Alexandria library
On Thursday (18 March) I went to a Classics seminar at the Australian National University – Robert Barnes was talking on the old Library at Alexandria.
It was a revisit/work-in-progress of a paper he published in a collection to recognise the opening of the new Alexandria Library that opened about 18 months ago.
Barnes described the original, set up by Ptolemy I in terms that seemed a cross between a ‘salon’ and a think-tank devoted to the study of (primarily) Greek literature and writing.
The Library appeared to enjoy royal patronage for an extended period, covering at least the period of the first three Ptolemys. Barnes also spoke of the controversy over the library’s destruction, with varying claims of accidental or deliberate burning by Julius Caeser, by Augustus Caeser, or successive versions of destruction or sacking including by Caliph Omar’s Moslem invaders – the latter largely discounted. What is interesting in all this is two things: firstly that there was more than one campus of the Alexandrine library – with a ‘daughter’ library being located in the temple of Serapis. Moreover, when books were obtained (through copying, theft, gifting or purchase) they were first stored in warehouses by the docks – and so the destruction by fire story in which fire spread from the fleet to the surrounding buildings, may have destroyed the ‘new books section’ of the library. At any rate it seems unlikely that the library was totally destroyed all at once. Good commentarys along the lines of Barnes’ paper can be found at the following links:
* James Hannum
* Preston Chesser
The second thing that is interesting is that the location of the major Library remains unknown to this day, although the ‘daughter’ library at the Serapium has been well excavated.

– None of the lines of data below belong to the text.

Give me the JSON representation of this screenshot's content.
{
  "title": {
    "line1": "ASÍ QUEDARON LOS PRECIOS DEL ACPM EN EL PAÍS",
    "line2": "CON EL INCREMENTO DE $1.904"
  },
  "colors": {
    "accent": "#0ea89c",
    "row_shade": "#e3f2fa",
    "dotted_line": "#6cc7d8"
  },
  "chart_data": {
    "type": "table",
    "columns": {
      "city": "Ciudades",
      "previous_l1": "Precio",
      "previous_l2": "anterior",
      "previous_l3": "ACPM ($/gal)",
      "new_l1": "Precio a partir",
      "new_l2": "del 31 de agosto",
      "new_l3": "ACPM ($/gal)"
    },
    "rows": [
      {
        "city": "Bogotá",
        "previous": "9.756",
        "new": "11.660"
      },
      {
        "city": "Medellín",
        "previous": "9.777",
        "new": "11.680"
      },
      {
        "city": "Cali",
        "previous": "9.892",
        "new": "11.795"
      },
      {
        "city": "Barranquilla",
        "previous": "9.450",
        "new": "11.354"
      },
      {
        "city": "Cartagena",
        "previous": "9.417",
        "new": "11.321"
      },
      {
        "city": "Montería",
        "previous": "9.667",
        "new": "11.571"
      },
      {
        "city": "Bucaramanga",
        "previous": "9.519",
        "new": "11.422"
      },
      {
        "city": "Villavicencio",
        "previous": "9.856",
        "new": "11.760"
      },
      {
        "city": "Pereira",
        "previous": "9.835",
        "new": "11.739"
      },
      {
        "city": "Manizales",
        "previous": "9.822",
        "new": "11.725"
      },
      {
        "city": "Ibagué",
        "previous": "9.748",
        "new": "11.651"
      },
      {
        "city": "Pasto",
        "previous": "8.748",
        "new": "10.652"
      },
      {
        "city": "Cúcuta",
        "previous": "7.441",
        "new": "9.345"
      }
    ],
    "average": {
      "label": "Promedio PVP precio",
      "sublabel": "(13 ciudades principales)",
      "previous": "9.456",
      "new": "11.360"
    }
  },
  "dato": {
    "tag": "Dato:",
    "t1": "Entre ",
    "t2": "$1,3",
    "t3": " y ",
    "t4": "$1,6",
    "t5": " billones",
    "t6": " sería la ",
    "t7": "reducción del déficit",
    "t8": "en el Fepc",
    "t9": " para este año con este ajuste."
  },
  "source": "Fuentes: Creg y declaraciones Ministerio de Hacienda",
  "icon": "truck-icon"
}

It is thought to be somewhere near the intersection between Rue El-Horreya and Rue Nebi Daniell. [I would like to acknowledge the source of this map, but after stumbling across it on the web I have been unable to relocate the site – so if you recognise it, could you let me know please and I’ll put in the appropriate acknowledgement and link – Cheers, Jerry]

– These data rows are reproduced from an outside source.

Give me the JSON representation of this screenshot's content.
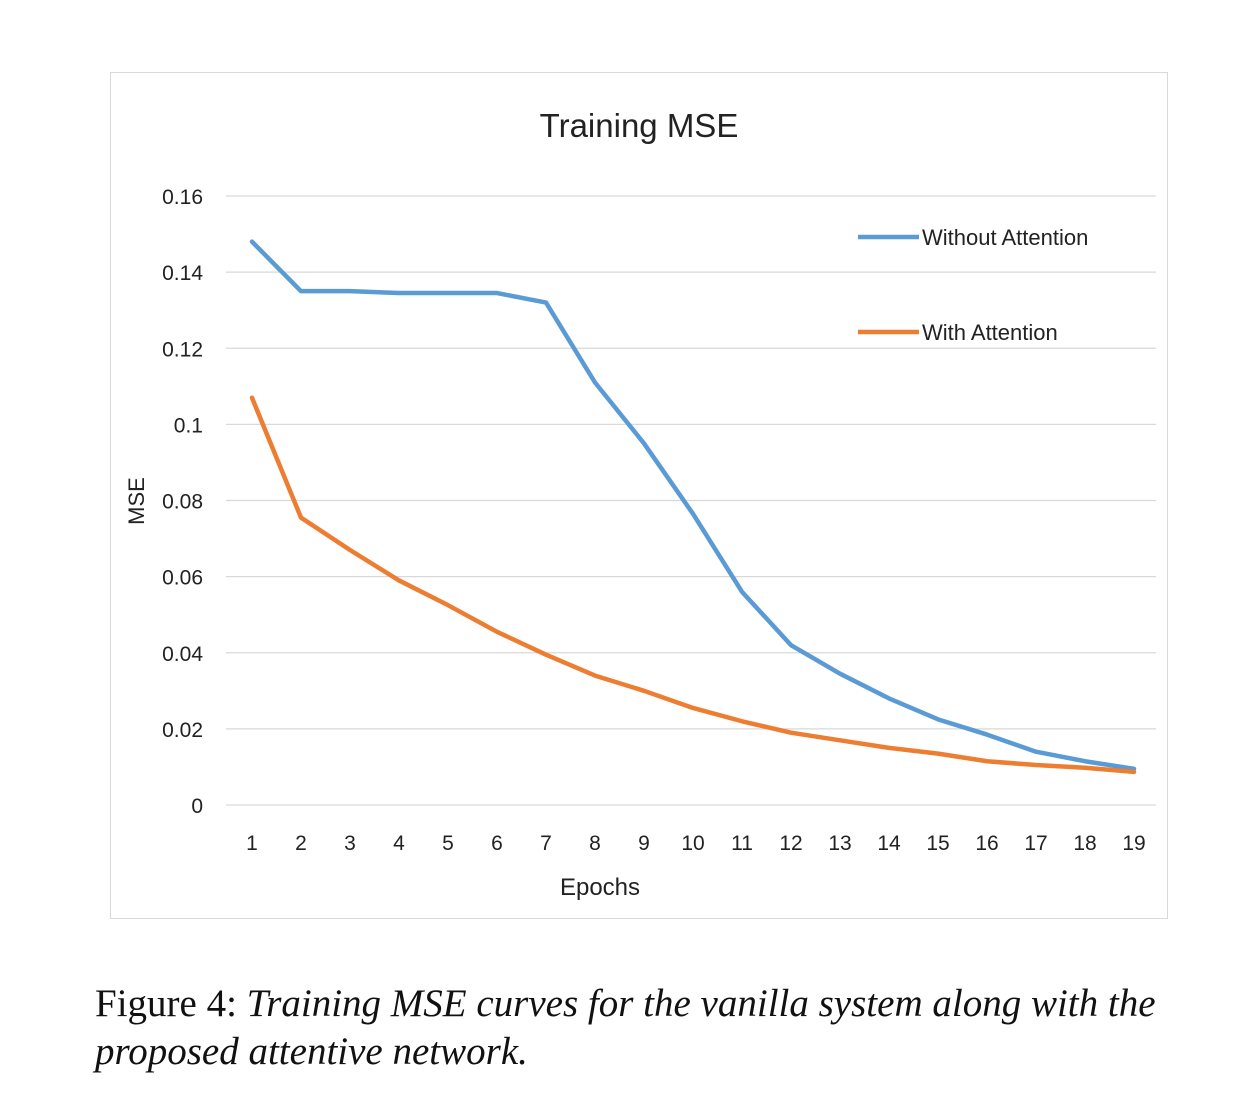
{
  "chart_data": {
    "type": "line",
    "title": "Training MSE",
    "xlabel": "Epochs",
    "ylabel": "MSE",
    "categories": [
      "1",
      "2",
      "3",
      "4",
      "5",
      "6",
      "7",
      "8",
      "9",
      "10",
      "11",
      "12",
      "13",
      "14",
      "15",
      "16",
      "17",
      "18",
      "19"
    ],
    "ylim": [
      0,
      0.16
    ],
    "yticks": [
      "0",
      "0.02",
      "0.04",
      "0.06",
      "0.08",
      "0.1",
      "0.12",
      "0.14",
      "0.16"
    ],
    "ytick_values": [
      0,
      0.02,
      0.04,
      0.06,
      0.08,
      0.1,
      0.12,
      0.14,
      0.16
    ],
    "grid": true,
    "legend": "top-right",
    "series": [
      {
        "name": "Without Attention",
        "color": "#5b9bd5",
        "values": [
          0.148,
          0.135,
          0.135,
          0.1345,
          0.1345,
          0.1345,
          0.132,
          0.111,
          0.095,
          0.0765,
          0.056,
          0.042,
          0.0345,
          0.028,
          0.0225,
          0.0185,
          0.014,
          0.0115,
          0.0095
        ]
      },
      {
        "name": "With Attention",
        "color": "#ed7d31",
        "values": [
          0.107,
          0.0755,
          0.067,
          0.059,
          0.0525,
          0.0455,
          0.0395,
          0.034,
          0.03,
          0.0255,
          0.022,
          0.019,
          0.017,
          0.015,
          0.0135,
          0.0115,
          0.0105,
          0.0098,
          0.0087
        ]
      }
    ]
  },
  "caption": {
    "label": "Figure 4:",
    "text": "Training MSE curves for the vanilla system along with the proposed attentive network."
  }
}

Why a library of Greek writings? Perhaps it has something to do with the Ptolemys representing a ruling but essentially Greek minority being faced with a well established and longstanding Egyption civilisation. So they would have perhaps held a kind of ‘cultural cringe’ that drove them to be like many expatriates to become more Greek than the Greeks (in the same way that many English in Australia become more English than the English) – so they may have had an interest in building a name or reputation for themselves as sophisticated scholars of Greek culture. Moreover, the Library may have served to attract ‘star’ scholars to Alexandria to help keep up the standard of debate in this outpost on the margins of Greek civilisation. And finally, the library may have been a means to assert the dominance of Greek culture in the face of the well-establised Egyptian civilisation.
One questioner at the end of the seminar seemed concerned that the library may have been somewhat devalued by not necessarily having all the scrolls that make up any given ‘work’ – given that each work required multiple scrolls. But to make such an assertion implies that the same primacy of a whole work was assumed by the users of the Library. But perhaps it may have been the case that if all a great scholar’s work was considered worthwhile then it would be no shame to have even fragments of that scholar’s work – and that such fragments, perhaps single scrolls from a work of seven or more – would have been sufficient for many purposes. Certainly art galleries today typically only have a small selection of any given artist’s work, and that even one work might suffice to study elements of an artist’s style or brushwork. Could it not have been much the same in Ancient Egypt?